Devant le Protecteur qui accomplit les Quatre Activités,
Je confesse tous les manquements d'offrande de tormas d'Action de grâce,
Qu'il s'agisse d'oublis, d'accidents ou d'offrandes de peu de valeur,
En particulier, à l'égard du Souverain de la vie des Dregs.

L'esprit rempli de regret, je confesse
Devant les protecteurs présents et leurs suites
Mes manques de discernement à l'égard du vrai et faux concernant
Les [préceptes] principaux et secondaires du corps, de la parole et de l'esprit.

Dharmakaya primordial et essentiellement pur,
Qui êtes libre de toute élaboration conceptuelle,
Puisse toute faute écrite avec la plume de la conceptualisation
Être purifiée dans la sphère de la vacuité.


1 TBRC PID 1723.

2 Dung dkar blo bzang 'phrin las. (2002). Dung dkar tshig mdzod chen mo. Beijing: Krung go'i bod kyi shes rig dpe skrun khang, p. 1501.

3 Chos 'phel. (2002). Gangs can ljongs kyi gnas bshad lam yig gsar ma (New Guide to Holy Places in Tibet). Beijing: Mi rigs dpe skrun khang, pp. 58-59.

4 Chos 'phel. (2002). Gangs can ljongs kyi gnas bshad lam yig gsar ma (New Guide to Holy Places in Tibet). Beijing: Mi rigs dpe skrun khang, pp. 61-63.

5 TBRC PID 1723.

6 TBRC PID 1505.

7 TBRC PID 3306.

8 La longue lignée des incarnations antérieures de Toulkou Dragpa Gyaltsen se trouve dans les oeuvres complètes du Panchen Lobsang Chokyi Gyaltsen. La différence entre une incarnation spirituelle et une incarnation reconnue est mentionnée par Georges Dreyfus dans une note de The Shuk-den Affair. D'une part, cette mention est faite sans qu'une mise en contexte ait été faite.

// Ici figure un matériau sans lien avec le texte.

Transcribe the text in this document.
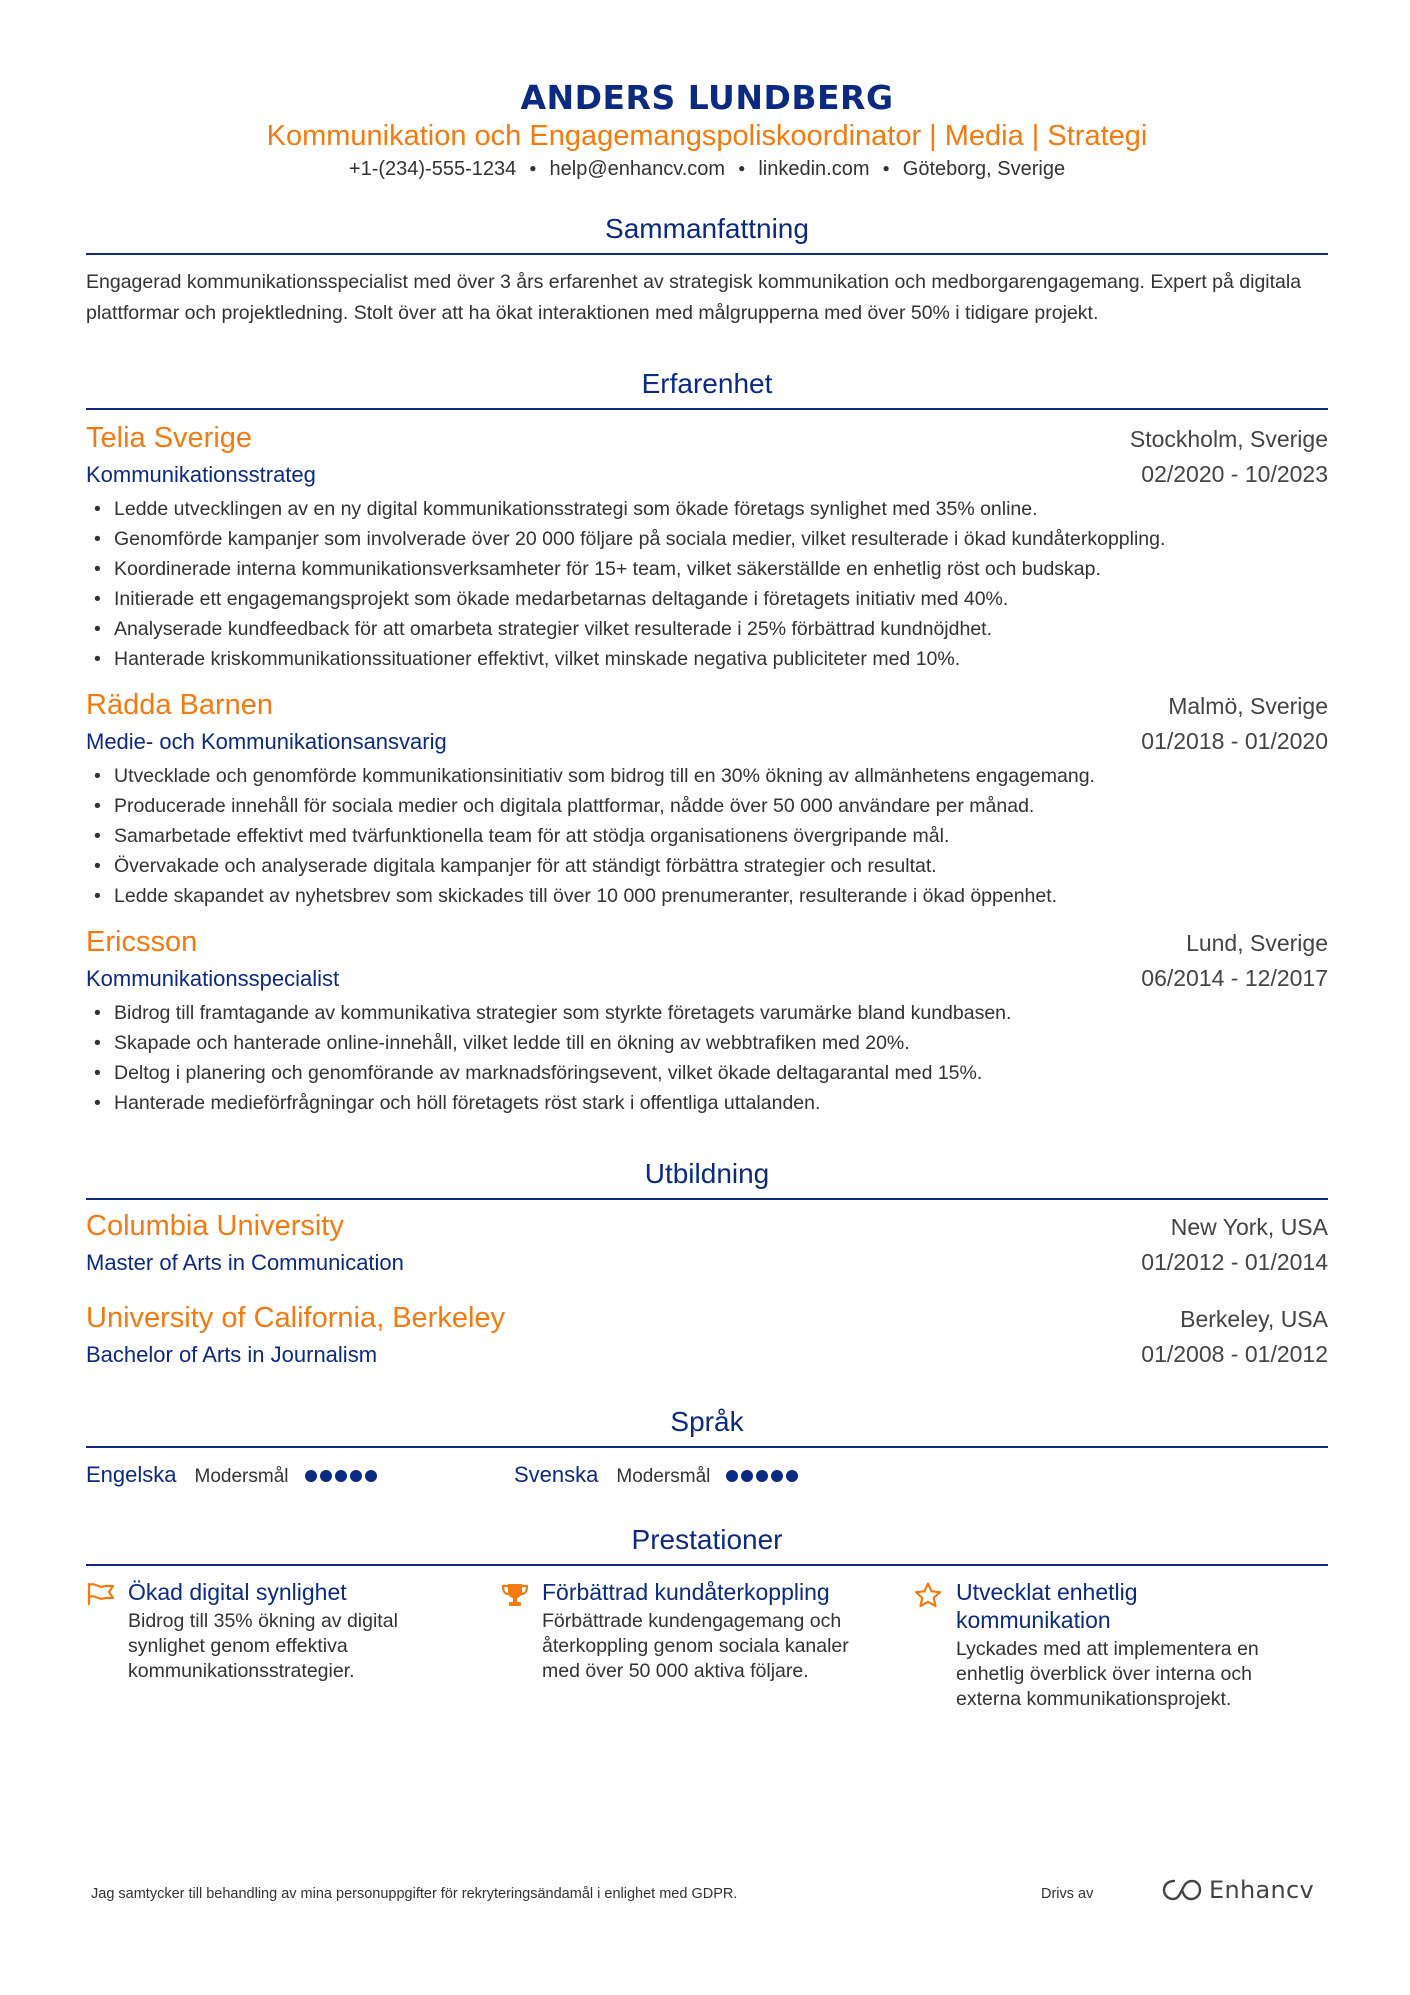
ANDERS LUNDBERG
Kommunikation och Engagemangspoliskoordinator | Media | Strategi
+1-(234)-555-1234 ● help@enhancv.com ● linkedin.com ● Göteborg, Sverige
Sammanfattning
Engagerad kommunikationsspecialist med över 3 års erfarenhet av strategisk kommunikation och medborgarengagemang. Expert på digitala plattformar och projektledning. Stolt över att ha ökat interaktionen med målgrupperna med över 50% i tidigare projekt.
Erfarenhet
Telia Sverige	Stockholm, Sverige
Kommunikationsstrateg	02/2020 - 10/2023
• Ledde utvecklingen av en ny digital kommunikationsstrategi som ökade företags synlighet med 35% online.
• Genomförde kampanjer som involverade över 20 000 följare på sociala medier, vilket resulterade i ökad kundåterkoppling.
• Koordinerade interna kommunikationsverksamheter för 15+ team, vilket säkerställde en enhetlig röst och budskap.
• Initierade ett engagemangsprojekt som ökade medarbetarnas deltagande i företagets initiativ med 40%.
• Analyserade kundfeedback för att omarbeta strategier vilket resulterade i 25% förbättrad kundnöjdhet.
• Hanterade kriskommunikationssituationer effektivt, vilket minskade negativa publiciteter med 10%.
Rädda Barnen	Malmö, Sverige
Medie- och Kommunikationsansvarig	01/2018 - 01/2020
• Utvecklade och genomförde kommunikationsinitiativ som bidrog till en 30% ökning av allmänhetens engagemang.
• Producerade innehåll för sociala medier och digitala plattformar, nådde över 50 000 användare per månad.
• Samarbetade effektivt med tvärfunktionella team för att stödja organisationens övergripande mål.
• Övervakade och analyserade digitala kampanjer för att ständigt förbättra strategier och resultat.
• Ledde skapandet av nyhetsbrev som skickades till över 10 000 prenumeranter, resulterande i ökad öppenhet.
Ericsson	Lund, Sverige
Kommunikationsspecialist	06/2014 - 12/2017
• Bidrog till framtagande av kommunikativa strategier som styrkte företagets varumärke bland kundbasen.
• Skapade och hanterade online-innehåll, vilket ledde till en ökning av webbtrafiken med 20%.
• Deltog i planering och genomförande av marknadsföringsevent, vilket ökade deltagarantal med 15%.
• Hanterade medieförfrågningar och höll företagets röst stark i offentliga uttalanden.
Utbildning
Columbia University	New York, USA
Master of Arts in Communication	01/2012 - 01/2014
University of California, Berkeley	Berkeley, USA
Bachelor of Arts in Journalism	01/2008 - 01/2012
Språk
Engelska Modersmål	Svenska Modersmål
Prestationer
Ökad digital synlighet
Bidrog till 35% ökning av digital synlighet genom effektiva kommunikationsstrategier.
Förbättrad kundåterkoppling
Förbättrade kundengagemang och återkoppling genom sociala kanaler med över 50 000 aktiva följare.
Utvecklat enhetlig kommunikation
Lyckades med att implementera en enhetlig överblick över interna och externa kommunikationsprojekt.
Jag samtycker till behandling av mina personuppgifter för rekryteringsändamål i enlighet med GDPR.	Drivs av	Enhancv
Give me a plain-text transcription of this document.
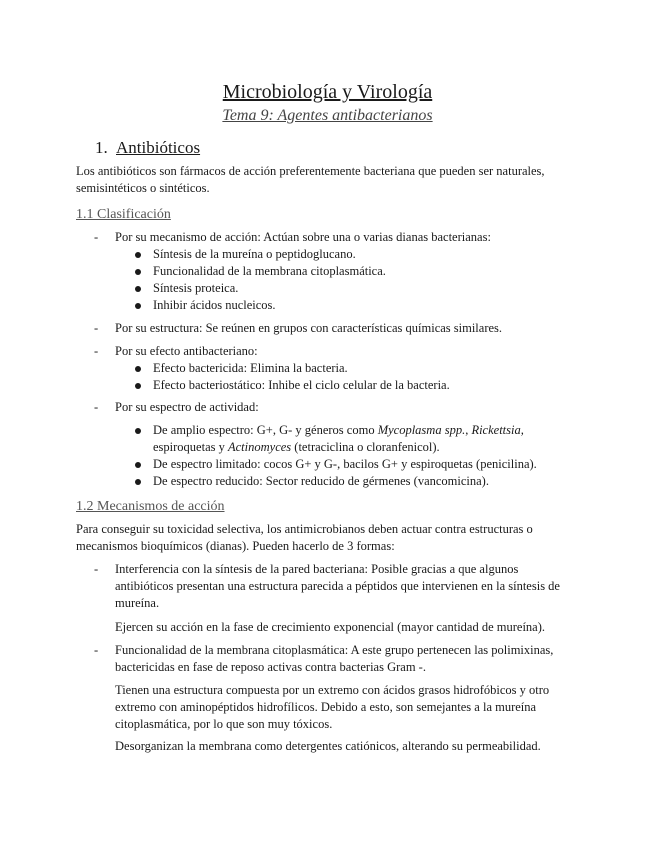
Microbiología y Virología
Tema 9: Agentes antibacterianos
1. Antibióticos
Los antibióticos son fármacos de acción preferentemente bacteriana que pueden ser naturales,
semisintéticos o sintéticos.
1.1 Clasificación
- Por su mecanismo de acción: Actúan sobre una o varias dianas bacterianas:
Síntesis de la mureína o peptidoglucano.
Funcionalidad de la membrana citoplasmática.
Síntesis proteica.
Inhibir ácidos nucleicos.
- Por su estructura: Se reúnen en grupos con características químicas similares.
- Por su efecto antibacteriano:
Efecto bactericida: Elimina la bacteria.
Efecto bacteriostático: Inhibe el ciclo celular de la bacteria.
- Por su espectro de actividad:
De amplio espectro: G+, G- y géneros como Mycoplasma spp., Rickettsia,
espiroquetas y Actinomyces (tetraciclina o cloranfenicol).
De espectro limitado: cocos G+ y G-, bacilos G+ y espiroquetas (penicilina).
De espectro reducido: Sector reducido de gérmenes (vancomicina).
1.2 Mecanismos de acción
Para conseguir su toxicidad selectiva, los antimicrobianos deben actuar contra estructuras o
mecanismos bioquímicos (dianas). Pueden hacerlo de 3 formas:
- Interferencia con la síntesis de la pared bacteriana: Posible gracias a que algunos
antibióticos presentan una estructura parecida a péptidos que intervienen en la síntesis de
mureína.
Ejercen su acción en la fase de crecimiento exponencial (mayor cantidad de mureína).
- Funcionalidad de la membrana citoplasmática: A este grupo pertenecen las polimixinas,
bactericidas en fase de reposo activas contra bacterias Gram -.
Tienen una estructura compuesta por un extremo con ácidos grasos hidrofóbicos y otro
extremo con aminopéptidos hidrofílicos. Debido a esto, son semejantes a la mureína
citoplasmática, por lo que son muy tóxicos.
Desorganizan la membrana como detergentes catiónicos, alterando su permeabilidad.
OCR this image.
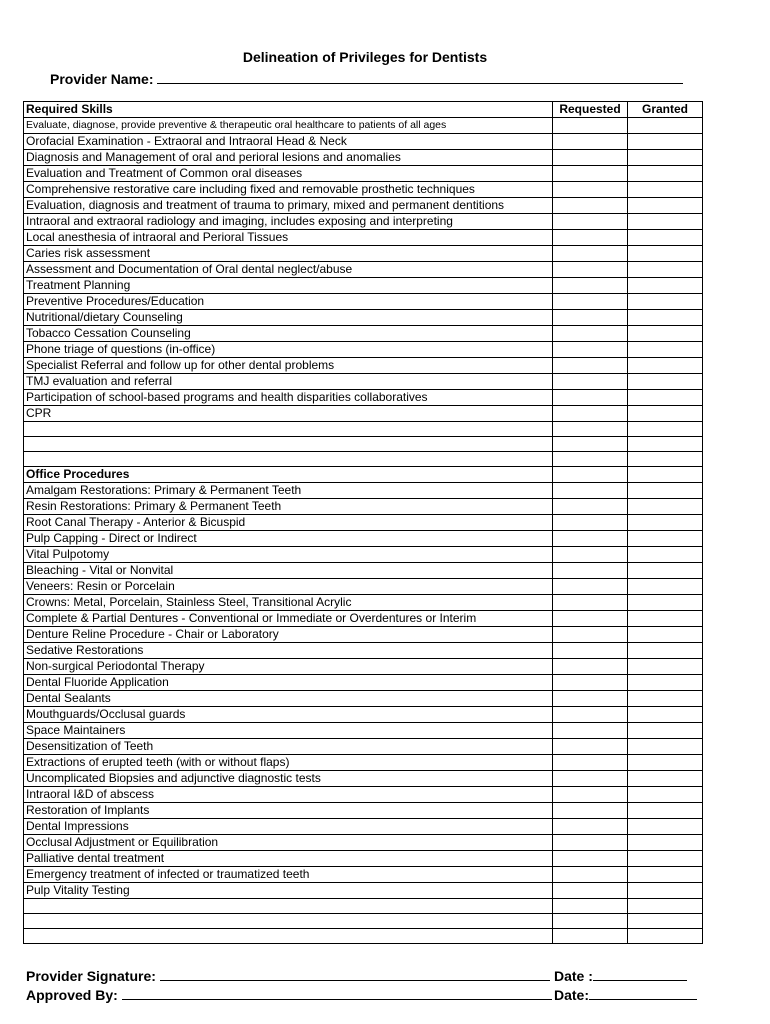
Delineation of Privileges for Dentists
Provider Name:
Required Skills	Requested	Granted
Evaluate, diagnose, provide preventive & therapeutic oral healthcare to patients of all ages		
Orofacial Examination - Extraoral and Intraoral Head & Neck		
Diagnosis and Management of oral and perioral lesions and anomalies		
Evaluation and Treatment of Common oral diseases		
Comprehensive restorative care including fixed and removable prosthetic techniques		
Evaluation, diagnosis and treatment of trauma to primary, mixed and permanent dentitions		
Intraoral and extraoral radiology and imaging, includes exposing and interpreting		
Local anesthesia of intraoral and Perioral Tissues		
Caries risk assessment		
Assessment and Documentation of Oral dental neglect/abuse		
Treatment Planning		
Preventive Procedures/Education		
Nutritional/dietary Counseling		
Tobacco Cessation Counseling		
Phone triage of questions (in-office)		
Specialist Referral and follow up for other dental problems		
TMJ evaluation and referral		
Participation of school-based programs and health disparities collaboratives		
CPR		

Office Procedures		
Amalgam Restorations: Primary & Permanent Teeth		
Resin Restorations: Primary & Permanent Teeth		
Root Canal Therapy - Anterior & Bicuspid		
Pulp Capping - Direct or Indirect		
Vital Pulpotomy		
Bleaching - Vital or Nonvital		
Veneers: Resin or Porcelain		
Crowns: Metal, Porcelain, Stainless Steel, Transitional Acrylic		
Complete & Partial Dentures - Conventional or Immediate or Overdentures or Interim		
Denture Reline Procedure - Chair or Laboratory		
Sedative Restorations		
Non-surgical Periodontal Therapy		
Dental Fluoride Application		
Dental Sealants		
Mouthguards/Occlusal guards		
Space Maintainers		
Desensitization of Teeth		
Extractions of erupted teeth (with or without flaps)		
Uncomplicated Biopsies and adjunctive diagnostic tests		
Intraoral I&D of abscess		
Restoration of Implants		
Dental Impressions		
Occlusal Adjustment or Equilibration		
Palliative dental treatment		
Emergency treatment of infected or traumatized teeth		
Pulp Vitality Testing		

Provider Signature:
Approved By:
Date :
Date:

D'autre part, sa présence semble plutôt destinée à soulever le doute sur l'authenticité de la lignée des incarnations de Toulkou Dragpa Gyaltsen. Ce faisant, Dreyfus oublie qu'à l'aune du scepticisme c'est tout le système tibétain de reconnaissance des lignées d'incarnations qui s'effondre comme un château de cartes. En effet, s'il est possible de soulever des doutes sur une telle lignée établie par un maître aussi important que Panchen Lobsang Chokyi Gyaltsen, on ne voit pas pourquoi il ne serait pas possible de faire de même pour toute prétendue ascendance spirituelle de ce type.

9 Meditation on Vajrabhairava, traduit par Sharpa Tulku et Richard Guard, p. 31.

10 The Hermitages of Sera: Garu Nunnery. José Ignacio Cabezón (January 30, 2006), THDL.

11 Guru Deva Rinpoche (1984), pp. 261-297.

12 'mthu stobs yongs kyi bdag po rgyal ba'i bstan bsrung chen po rdo rje shugs ldan rtsal,” Guru Deva Rinpoche (1984), pp. 265.